= Bernard Lortie =

Member of a militant Quebec separatist group

Bernard Lortie (born c. 1951) of Gaspé, Quebec, Canada was a member of the Chenier Cell of the Front de libération du Québec (FLQ) who were responsible for a decade of bombings and armed robberies in the province of Quebec.

During what became known as the October Crisis, on October 5, 1970, members of the FLQ's Liberation Cell kidnapped the British Trade Commissioner James Cross from his Montreal home as part of a violent attempt to overthrow the elected government and to establish a socialist Quebec state independent of Canada. On October 10, Bernard Lortie, along with Chenier Cell leader Paul Rose and his brother, Jacques Rose, and Francis Simard, kidnapped and then murdered Quebec Vice Premier and Cabinet Minister, Pierre Laporte. Believing many others would follow in an uprising, their goal was to create an independent state based on the ideals of Fidel Castro's Cuba.

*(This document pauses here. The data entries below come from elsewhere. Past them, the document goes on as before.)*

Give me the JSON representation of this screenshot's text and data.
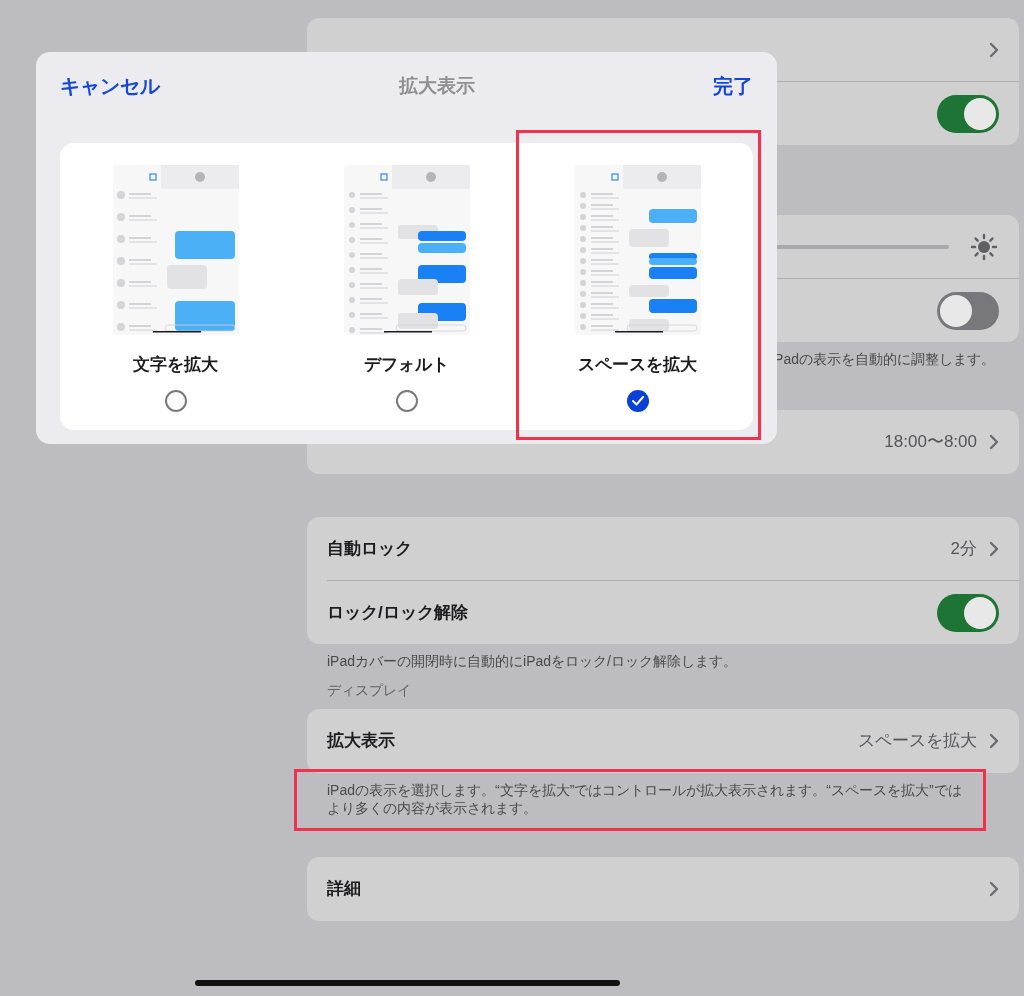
{
  "settings": {
    "groups": [
      {
        "rows": [
          {
            "kind": "link"
          },
          {
            "kind": "toggle",
            "on": true
          }
        ]
      },
      {
        "rows": [
          {
            "kind": "slider"
          },
          {
            "kind": "toggle",
            "on": false
          }
        ],
        "footer": "Padの表示を自動的に調整します。"
      },
      {
        "rows": [
          {
            "kind": "link",
            "value": "18:00〜8:00"
          }
        ]
      },
      {
        "rows": [
          {
            "kind": "link",
            "label": "自動ロック",
            "value": "2分"
          },
          {
            "kind": "toggle",
            "label": "ロック/ロック解除",
            "on": true
          }
        ],
        "footer": "iPadカバーの開閉時に自動的にiPadをロック/ロック解除します。"
      },
      {
        "header": "ディスプレイ",
        "rows": [
          {
            "kind": "link",
            "label": "拡大表示",
            "value": "スペースを拡大"
          }
        ],
        "footer": "iPadの表示を選択します。“文字を拡大”ではコントロールが拡大表示されます。“スペースを拡大”ではより多くの内容が表示されます。",
        "footer_highlighted": true
      },
      {
        "rows": [
          {
            "kind": "link",
            "label": "詳細"
          }
        ]
      }
    ]
  },
  "dialog": {
    "cancel": "キャンセル",
    "title": "拡大表示",
    "done": "完了",
    "options": [
      {
        "kind": "large_text",
        "label": "文字を拡大",
        "selected": false,
        "highlighted": false
      },
      {
        "kind": "default",
        "label": "デフォルト",
        "selected": false,
        "highlighted": false
      },
      {
        "kind": "more_space",
        "label": "スペースを拡大",
        "selected": true,
        "highlighted": true
      }
    ]
  }
}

On November 6, 1970, Bernard Lortie was arrested when the police raided the hiding place of the FLQ's Chenier cell. Although the other three members escaped the raid, they were later captured in St-Luc, Quebec in late December. All four members were charged with the kidnapping and murder of Pierre Laporte. For his part in the kidnapping and murder, Bernard Lortie was sentenced to 20 years in jail. He was granted parole by the Canadian Parole Board after seven years.